In news on clinical trials, Pharmaceutical Product Development, Inc. (PPDI), the large CRO (contract research organization) headquartered in Wilmington, NC, appointed Simon J. Britton as vice president of clinical operations for Asia (see story). The new position and the realignment of PPD’s operations, elevating Asia into one of four general geographic areas for clinical trials, indicate the growing importance of Asia for CROs and in the plans for PPD’s Phase II-IV clinical trial services.

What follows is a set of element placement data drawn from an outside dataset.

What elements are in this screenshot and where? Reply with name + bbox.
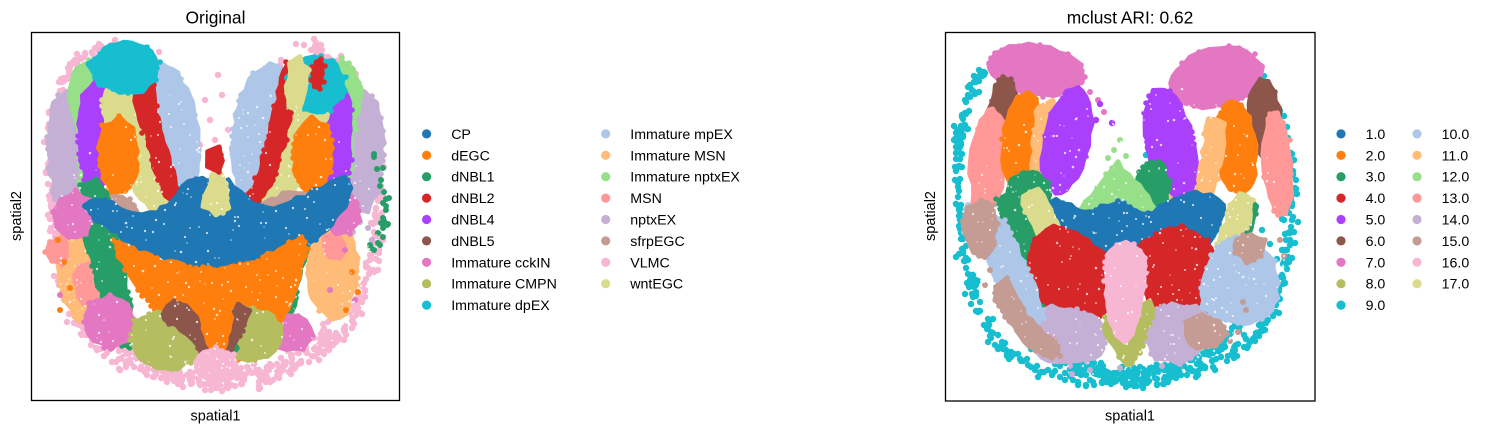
- svg-text:spatial2: spatial2: [9, 191, 25, 241]
- svg-text:17.0: 17.0: [1442, 277, 1470, 293]
- svg-text:spatial1: spatial1: [1105, 409, 1155, 425]
- svg-text:12.0: 12.0: [1442, 170, 1470, 186]
- svg-text:10.0: 10.0: [1442, 127, 1470, 143]
- svg-text:CP: CP: [451, 127, 471, 143]
- svg-text:dNBL1: dNBL1: [451, 170, 494, 186]
- svg-text:sfrpEGC: sfrpEGC: [630, 234, 684, 250]
- svg-text:dNBL5: dNBL5: [451, 234, 494, 250]
- svg-text:14.0: 14.0: [1442, 213, 1470, 229]
- svg-text:Original: Original: [186, 8, 246, 28]
- svg-text:4.0: 4.0: [1366, 191, 1386, 207]
- svg-text:16.0: 16.0: [1442, 255, 1470, 271]
- svg-text:dEGC: dEGC: [451, 148, 490, 164]
- svg-text:spatial1: spatial1: [191, 409, 241, 425]
- svg-text:dNBL4: dNBL4: [451, 213, 494, 229]
- svg-text:5.0: 5.0: [1366, 213, 1386, 229]
- svg-text:Immature dpEX: Immature dpEX: [451, 298, 550, 314]
- svg-text:7.0: 7.0: [1366, 255, 1386, 271]
- svg-text:Immature cckIN: Immature cckIN: [451, 255, 550, 271]
- svg-text:15.0: 15.0: [1442, 234, 1470, 250]
- svg-text:mclust ARI: 0.62: mclust ARI: 0.62: [1067, 8, 1194, 28]
- svg-text:Immature MSN: Immature MSN: [630, 148, 725, 164]
- svg-text:1.0: 1.0: [1366, 127, 1386, 143]
- svg-text:Immature mpEX: Immature mpEX: [630, 127, 733, 143]
- svg-text:6.0: 6.0: [1366, 234, 1386, 250]
- svg-text:11.0: 11.0: [1442, 148, 1469, 164]
- svg-text:VLMC: VLMC: [630, 255, 669, 271]
- svg-text:Immature CMPN: Immature CMPN: [451, 277, 557, 293]
- svg-text:wntEGC: wntEGC: [629, 277, 683, 293]
- svg-text:MSN: MSN: [630, 191, 662, 207]
- svg-text:nptxEX: nptxEX: [630, 213, 676, 229]
- svg-text:spatial2: spatial2: [923, 191, 939, 241]
- svg-text:Immature nptxEX: Immature nptxEX: [630, 170, 740, 186]
- svg-text:9.0: 9.0: [1366, 298, 1386, 314]
- svg-text:13.0: 13.0: [1442, 191, 1470, 207]
- svg-text:2.0: 2.0: [1366, 148, 1386, 164]
- svg-text:8.0: 8.0: [1366, 277, 1386, 293]
- svg-text:3.0: 3.0: [1366, 170, 1386, 186]
- svg-text:dNBL2: dNBL2: [451, 191, 494, 207]
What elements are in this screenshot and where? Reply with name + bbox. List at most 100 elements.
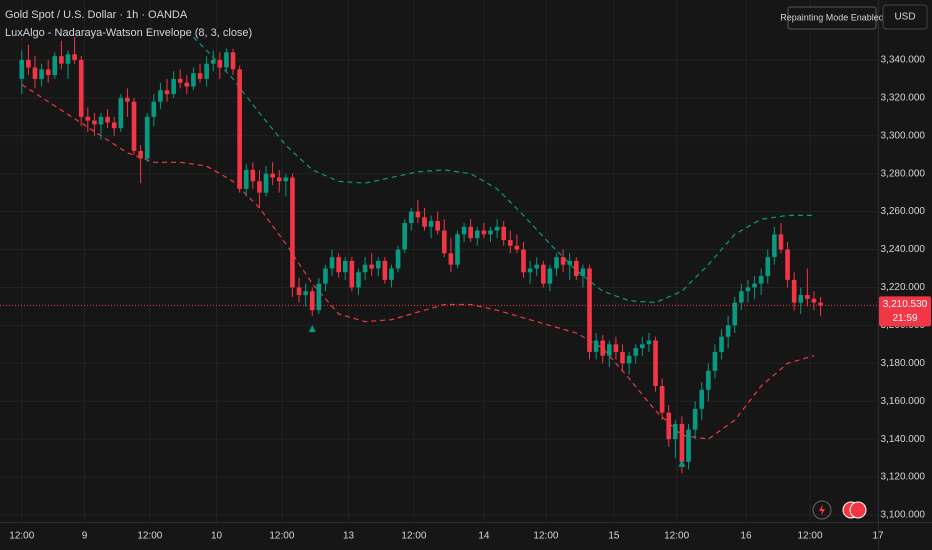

Generex Biotechnology Corporation (OTCQB:GNBT) will conduct the Phase I trial of its cancer immunotherapy in collaboration with Dr. Daopei Lu and the Beijing Daopei Hospital in Beijing, China (see story). The immunotherapy, which uses an RNAi approach, was effective in preclinical models of tumors.
And finally, WuXi PharmaTech (WX), the Shanghai contract research organization, began construction of a GLP center in Suzhou that will provide preclinical toxicology services (see story). The anticipated completion date is 2009.